There are thus \(3\) choices for the endpoint of the path (each choice of \(x\) gives a different endpoint and each re-arrangement of a specific set of steps gives the same endpoint).
Given a choice of \(x\), \(y\) and \(z\), there are 20 ways to arrange \(xxxyz\) since there are 5 ways to choose the position for the \(y\), after which there are 4 ways to choose the position for the \(z\), after which the \(x\)’s fill the remaining spots.
Therefore, starting from r1c9, there are thus 20 paths to each of r7c7 (\(x=\nwarrow\), \(y=\uparrow\), \(z = \nearrow\)), r7c11 (\(x=\nearrow\), \(y=\nearrow\), \(z=\uparrow\)), r9c9 (\(x=\uparrow\), \(y=\nwarrow\), \(z = \nearrow\)).
2 of one step, 2 of a second type, and 1 of the third type
There are 3 choices for the type of step to be taken 1 time (we call this choice \(z\)). After \(z\) is chosen, the types of steps to be taken 2 times each are fixed (we call these \(x\) and \(y\)).

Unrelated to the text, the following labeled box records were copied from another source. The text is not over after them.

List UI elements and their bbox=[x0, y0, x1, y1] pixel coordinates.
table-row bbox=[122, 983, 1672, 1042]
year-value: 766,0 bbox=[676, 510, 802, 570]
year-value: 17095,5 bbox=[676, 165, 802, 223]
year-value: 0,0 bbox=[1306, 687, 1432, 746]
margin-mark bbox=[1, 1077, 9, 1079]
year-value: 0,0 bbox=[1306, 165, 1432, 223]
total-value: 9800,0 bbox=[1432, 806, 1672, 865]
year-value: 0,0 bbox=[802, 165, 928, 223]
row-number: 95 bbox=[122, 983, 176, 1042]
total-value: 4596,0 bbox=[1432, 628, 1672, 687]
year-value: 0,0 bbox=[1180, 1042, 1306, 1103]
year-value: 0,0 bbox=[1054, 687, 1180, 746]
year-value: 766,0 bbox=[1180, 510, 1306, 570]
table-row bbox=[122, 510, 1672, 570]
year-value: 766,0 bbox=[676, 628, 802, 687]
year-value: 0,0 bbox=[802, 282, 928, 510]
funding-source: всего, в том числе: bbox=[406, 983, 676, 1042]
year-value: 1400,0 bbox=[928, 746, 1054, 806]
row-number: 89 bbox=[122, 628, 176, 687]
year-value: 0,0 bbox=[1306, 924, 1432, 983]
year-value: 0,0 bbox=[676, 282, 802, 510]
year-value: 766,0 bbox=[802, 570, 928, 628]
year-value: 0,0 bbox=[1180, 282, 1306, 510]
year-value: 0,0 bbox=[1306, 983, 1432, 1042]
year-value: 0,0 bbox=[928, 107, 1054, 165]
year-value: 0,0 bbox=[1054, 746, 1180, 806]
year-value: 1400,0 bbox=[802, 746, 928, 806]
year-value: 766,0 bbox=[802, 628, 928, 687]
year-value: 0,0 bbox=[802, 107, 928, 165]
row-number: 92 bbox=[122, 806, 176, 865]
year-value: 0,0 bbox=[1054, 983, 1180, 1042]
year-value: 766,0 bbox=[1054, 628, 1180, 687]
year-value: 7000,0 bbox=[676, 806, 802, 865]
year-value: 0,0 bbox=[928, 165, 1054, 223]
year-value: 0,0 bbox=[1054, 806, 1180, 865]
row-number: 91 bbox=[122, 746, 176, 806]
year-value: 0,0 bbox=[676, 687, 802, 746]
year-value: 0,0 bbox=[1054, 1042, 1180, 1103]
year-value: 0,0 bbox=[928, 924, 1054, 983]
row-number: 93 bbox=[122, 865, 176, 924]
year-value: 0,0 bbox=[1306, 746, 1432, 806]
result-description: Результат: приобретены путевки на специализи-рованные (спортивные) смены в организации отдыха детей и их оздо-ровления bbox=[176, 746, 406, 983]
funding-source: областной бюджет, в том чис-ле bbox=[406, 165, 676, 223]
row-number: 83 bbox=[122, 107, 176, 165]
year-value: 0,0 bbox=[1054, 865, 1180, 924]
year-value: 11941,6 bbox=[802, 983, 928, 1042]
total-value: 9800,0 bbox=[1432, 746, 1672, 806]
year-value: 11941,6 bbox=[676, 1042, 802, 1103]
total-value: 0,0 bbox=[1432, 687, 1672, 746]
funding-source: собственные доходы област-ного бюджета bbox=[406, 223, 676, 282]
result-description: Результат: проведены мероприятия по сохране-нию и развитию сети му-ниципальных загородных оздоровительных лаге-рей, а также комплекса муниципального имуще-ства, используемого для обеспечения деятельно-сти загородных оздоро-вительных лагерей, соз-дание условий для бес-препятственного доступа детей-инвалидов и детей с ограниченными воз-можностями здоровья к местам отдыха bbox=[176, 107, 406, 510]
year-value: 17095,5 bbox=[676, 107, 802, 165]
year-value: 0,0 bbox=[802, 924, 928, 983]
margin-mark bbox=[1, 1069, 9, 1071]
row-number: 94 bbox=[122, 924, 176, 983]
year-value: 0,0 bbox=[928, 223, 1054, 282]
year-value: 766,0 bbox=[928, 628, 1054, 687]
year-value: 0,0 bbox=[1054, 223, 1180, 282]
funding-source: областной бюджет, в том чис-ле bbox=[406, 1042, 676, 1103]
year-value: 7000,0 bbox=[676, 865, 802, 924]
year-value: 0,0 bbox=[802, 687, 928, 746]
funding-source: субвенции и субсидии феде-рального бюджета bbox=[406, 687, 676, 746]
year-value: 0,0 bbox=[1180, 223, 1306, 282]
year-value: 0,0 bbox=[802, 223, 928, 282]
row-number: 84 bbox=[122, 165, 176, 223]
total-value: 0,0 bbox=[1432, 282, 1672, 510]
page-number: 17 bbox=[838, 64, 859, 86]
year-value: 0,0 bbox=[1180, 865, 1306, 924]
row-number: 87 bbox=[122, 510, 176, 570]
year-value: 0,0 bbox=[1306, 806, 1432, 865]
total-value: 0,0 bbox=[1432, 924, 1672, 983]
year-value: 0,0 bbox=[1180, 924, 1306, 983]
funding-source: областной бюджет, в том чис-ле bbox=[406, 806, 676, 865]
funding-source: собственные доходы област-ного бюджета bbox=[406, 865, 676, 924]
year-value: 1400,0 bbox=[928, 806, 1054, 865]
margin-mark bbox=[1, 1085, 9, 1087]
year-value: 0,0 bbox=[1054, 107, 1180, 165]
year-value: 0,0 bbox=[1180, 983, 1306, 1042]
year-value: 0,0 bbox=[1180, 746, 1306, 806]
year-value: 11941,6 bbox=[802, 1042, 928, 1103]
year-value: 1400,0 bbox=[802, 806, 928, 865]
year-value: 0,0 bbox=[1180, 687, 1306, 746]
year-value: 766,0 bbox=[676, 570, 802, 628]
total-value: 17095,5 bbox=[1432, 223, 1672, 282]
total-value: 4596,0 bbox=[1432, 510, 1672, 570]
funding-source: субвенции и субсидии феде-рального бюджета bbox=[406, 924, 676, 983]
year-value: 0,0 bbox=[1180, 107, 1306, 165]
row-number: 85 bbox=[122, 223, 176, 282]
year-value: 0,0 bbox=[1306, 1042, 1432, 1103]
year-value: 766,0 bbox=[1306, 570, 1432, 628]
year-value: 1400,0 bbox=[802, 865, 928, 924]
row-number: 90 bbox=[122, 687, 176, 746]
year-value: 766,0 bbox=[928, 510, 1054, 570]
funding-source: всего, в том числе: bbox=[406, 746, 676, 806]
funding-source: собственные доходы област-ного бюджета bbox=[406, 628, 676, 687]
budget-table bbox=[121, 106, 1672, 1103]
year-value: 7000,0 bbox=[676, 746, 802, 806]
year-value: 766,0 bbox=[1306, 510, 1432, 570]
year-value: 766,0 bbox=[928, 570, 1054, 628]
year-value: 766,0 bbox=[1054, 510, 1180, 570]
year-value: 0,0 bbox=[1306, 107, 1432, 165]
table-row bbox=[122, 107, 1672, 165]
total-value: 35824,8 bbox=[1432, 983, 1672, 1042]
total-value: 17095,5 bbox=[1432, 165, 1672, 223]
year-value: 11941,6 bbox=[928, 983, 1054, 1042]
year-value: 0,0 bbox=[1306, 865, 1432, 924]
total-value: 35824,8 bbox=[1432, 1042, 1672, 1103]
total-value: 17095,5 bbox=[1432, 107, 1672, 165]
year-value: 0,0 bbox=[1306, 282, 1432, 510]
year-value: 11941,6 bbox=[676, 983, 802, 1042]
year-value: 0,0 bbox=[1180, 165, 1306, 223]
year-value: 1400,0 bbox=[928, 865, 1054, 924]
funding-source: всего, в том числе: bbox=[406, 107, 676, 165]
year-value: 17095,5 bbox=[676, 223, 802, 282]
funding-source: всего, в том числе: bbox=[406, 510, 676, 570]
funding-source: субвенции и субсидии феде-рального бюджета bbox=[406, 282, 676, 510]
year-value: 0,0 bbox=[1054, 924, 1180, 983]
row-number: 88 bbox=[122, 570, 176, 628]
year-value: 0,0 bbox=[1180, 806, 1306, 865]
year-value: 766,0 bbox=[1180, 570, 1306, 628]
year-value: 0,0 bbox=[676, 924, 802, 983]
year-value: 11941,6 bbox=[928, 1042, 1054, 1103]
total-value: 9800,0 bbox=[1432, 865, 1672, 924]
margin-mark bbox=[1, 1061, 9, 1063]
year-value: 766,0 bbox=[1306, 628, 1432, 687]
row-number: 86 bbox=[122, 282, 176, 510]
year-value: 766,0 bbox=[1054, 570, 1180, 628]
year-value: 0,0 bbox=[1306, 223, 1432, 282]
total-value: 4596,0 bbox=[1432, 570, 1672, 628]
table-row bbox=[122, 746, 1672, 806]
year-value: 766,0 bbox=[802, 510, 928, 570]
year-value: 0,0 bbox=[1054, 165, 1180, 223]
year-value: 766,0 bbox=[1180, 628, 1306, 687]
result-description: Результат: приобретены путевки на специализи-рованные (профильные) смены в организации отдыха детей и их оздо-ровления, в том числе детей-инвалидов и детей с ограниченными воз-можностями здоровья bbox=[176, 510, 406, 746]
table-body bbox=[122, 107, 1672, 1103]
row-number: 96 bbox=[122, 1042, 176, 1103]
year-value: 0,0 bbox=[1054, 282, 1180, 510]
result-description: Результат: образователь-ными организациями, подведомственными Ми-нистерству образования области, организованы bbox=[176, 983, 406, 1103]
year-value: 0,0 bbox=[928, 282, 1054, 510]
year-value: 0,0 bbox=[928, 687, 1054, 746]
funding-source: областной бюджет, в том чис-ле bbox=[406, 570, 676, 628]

There are thus \(3\) choices for the endpoint of the path (each choice of \(z\) gives a different endpoint and each re-arrangement of a specific set of steps gives the same endpoint).
Given a choice of \(x\), \(y\) and \(z\), there are 30 ways to arrange \(xxyyz\) since there are 10 ways to choose the positions for the \(x\)’s (as there were 10 ways to choose 2 of 5 positions for the \(y\)’s above), after which there are 3 ways to choose the position for the \(z\) (there are three positions left), after which the \(y\)’s fill the remaining spots.
Therefore, starting from r1c9, there are thus 30 paths to each of r8c8 (\(x=\nwarrow\), \(y=\uparrow\), \(z = \nearrow\)), r7c9 (\(x=\nearrow\), \(y=\nwarrow\), \(z=\uparrow\)), r8c10 (\(x=\uparrow\), \(y=\nearrow\), \(z = \nwarrow\)).
Therefore, in summary, there are 6 distinct hexagons (r7c7, r7c11, r9c9, r8c8, r7c9, r8c10) which are the endpoints of at least 20 paths of 5 steps; in other words, \(n=6\).